Ich fühlte mich als frischgebackene Ritterin wie neugeboren und wollte sogleich aufbrechen. Entschlossen ging ich aus meinem Zimmer: Mit dem Schwert in der einen Hand und dem Schild in der anderen. Ich nahm meinen Schlüssel und legte ihn in eine der Rocktaschen. Als ich am Telefon vorbeikam, erinnerte ich mich daran, dass ich Marijana anrufen wollte. Da fiel mir ein, dass ich zwar eine Ritterin war, jedoch noch keinen Knappen oder Knappin hatte. Was ist bitte schön ein Ritter oder eine Ritterin ohne einen Knappen oder eine Knappin? Genau, gar nichts. Ich brauchte also unbedingt noch einen Knappen oder eine Knappin. Und wer könnte das anderes sein als meine beste Freundin Marijana? Genau, meine beste Freundin Marijana, genau sie sollte meine Knappin werden, entschied ich. Rasch ging ich zum Telefon, rief Marijana an und sagte ihr, dass ich in zehn Minuten bei ihr sei. Das schrieb ich auch meinen Eltern auf einen Zettel und legte ihn neben das Telefon. Dann ging ich los. Barfuß aus der Wohnung, barfuß die Treppen hinab und barfuß über die Wiesen vor den Hochhäusern rüber zu dem Hochhaus, in dem Marijana wohnte. Das Barfußlaufen machte mir nichts aus. Im Gegenteil: Es machte mir sogar viel Spaß und erinnerte mich an meine Kindheit in Marbella, wo ich oft im Sommer barfuß an den Strand gegangen war. Es war, fand ich, viel cooler als Schuhe zu tragen. Ich erreichte das Haus, wo Marijana wohnte, klingelte und ging die Treppen hinauf. Sie trug ihr dunkelblaues Lieblingskleid und wartete schon an der Tür, als ich heraufkam. Marijana wirkte fast erschrocken, als sie mich da kommen sah. Mit verdutzten Gesicht fragte sie mich:

»Lola, bist du das?« Ich antwortete:

»Sí, Lola Álvarez Sánchez wollte man mich bei meiner Geburt nennen. Doch diese bin ich nicht mehr! Stattdessen steht dir nun Doña Quijota de Pies Descalzos al Éxito gegenüber!«

»Doña Quijota?«, fragte mich Marijana verwundert.

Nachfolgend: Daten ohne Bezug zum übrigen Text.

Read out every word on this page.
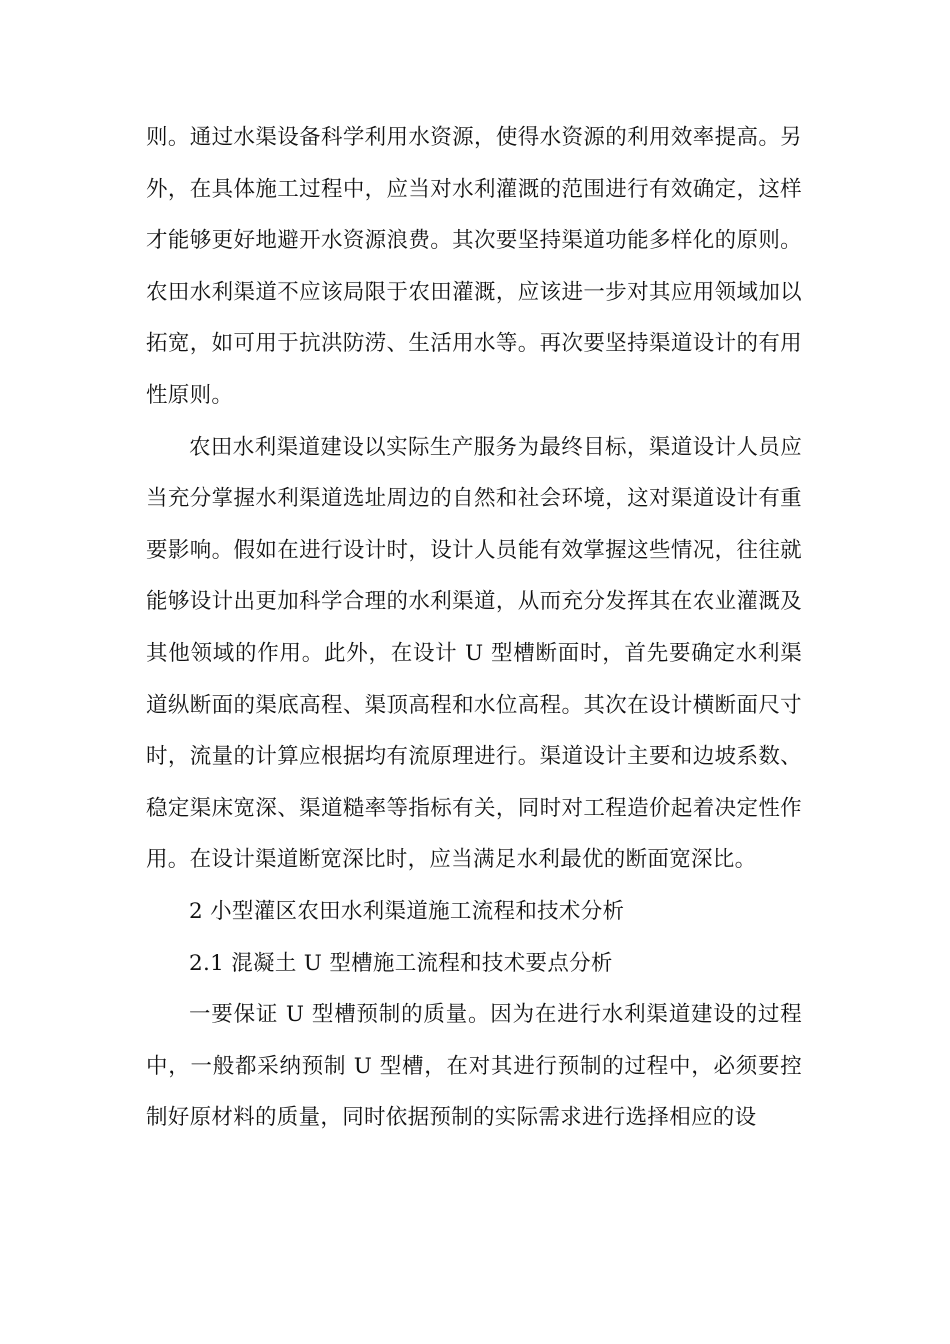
则。通过水渠设备科学利用水资源，使得水资源的利用效率提高。另外，在具体施工过程中，应当对水利灌溉的范围进行有效确定，这样才能够更好地避开水资源浪费。其次要坚持渠道功能多样化的原则。农田水利渠道不应该局限于农田灌溉，应该进一步对其应用领域加以拓宽，如可用于抗洪防涝、生活用水等。再次要坚持渠道设计的有用性原则。

农田水利渠道建设以实际生产服务为最终目标，渠道设计人员应当充分掌握水利渠道选址周边的自然和社会环境，这对渠道设计有重要影响。假如在进行设计时，设计人员能有效掌握这些情况，往往就能够设计出更加科学合理的水利渠道，从而充分发挥其在农业灌溉及其他领域的作用。此外，在设计 U 型槽断面时，首先要确定水利渠道纵断面的渠底高程、渠顶高程和水位高程。其次在设计横断面尺寸时，流量的计算应根据均有流原理进行。渠道设计主要和边坡系数、稳定渠床宽深、渠道糙率等指标有关，同时对工程造价起着决定性作用。在设计渠道断宽深比时，应当满足水利最优的断面宽深比。

2 小型灌区农田水利渠道施工流程和技术分析

2.1 混凝土 U 型槽施工流程和技术要点分析

一要保证 U 型槽预制的质量。因为在进行水利渠道建设的过程中，一般都采纳预制 U 型槽，在对其进行预制的过程中，必须要控制好原材料的质量，同时依据预制的实际需求进行选择相应的设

So verwundert, dass sie ihre schwarzgeränderte Brille abnahm und kurz putzte. Ihre Brille war schwarzgerändert und bestand aus zwei runden Gläser, die aber zur Nase hin wie ein Dreieck spitz zuliefen. Als sie sich dann die Brille wieder aufsetzte und mich ansah, verlor sie doch nichts an ihrem verwunderten Blick.

»Sí, Doña Quijota«, sagte ich, legte mein Schwert beiseite und schob meine Maske nach oben, während ich sprach, »aber du kannst mich auch gerne weiterhin Lola Álvarez Sánchez nennen, wenn dir das lieber ist.«

»Und ob mir das lieber wäre, denn sie ist meine beste Freundin. Aber mit Doña Quijota komme ich zur Not auch zurecht. Komm herein! Ziehe dir aber vorher die Schuhe …«

Ich verstand den Satz, den Marijana zu mir sagen wollte. Umso verdutzter wirkte sie, als sie das sagte und gleichzeitig auf meine nackten Füße blickte.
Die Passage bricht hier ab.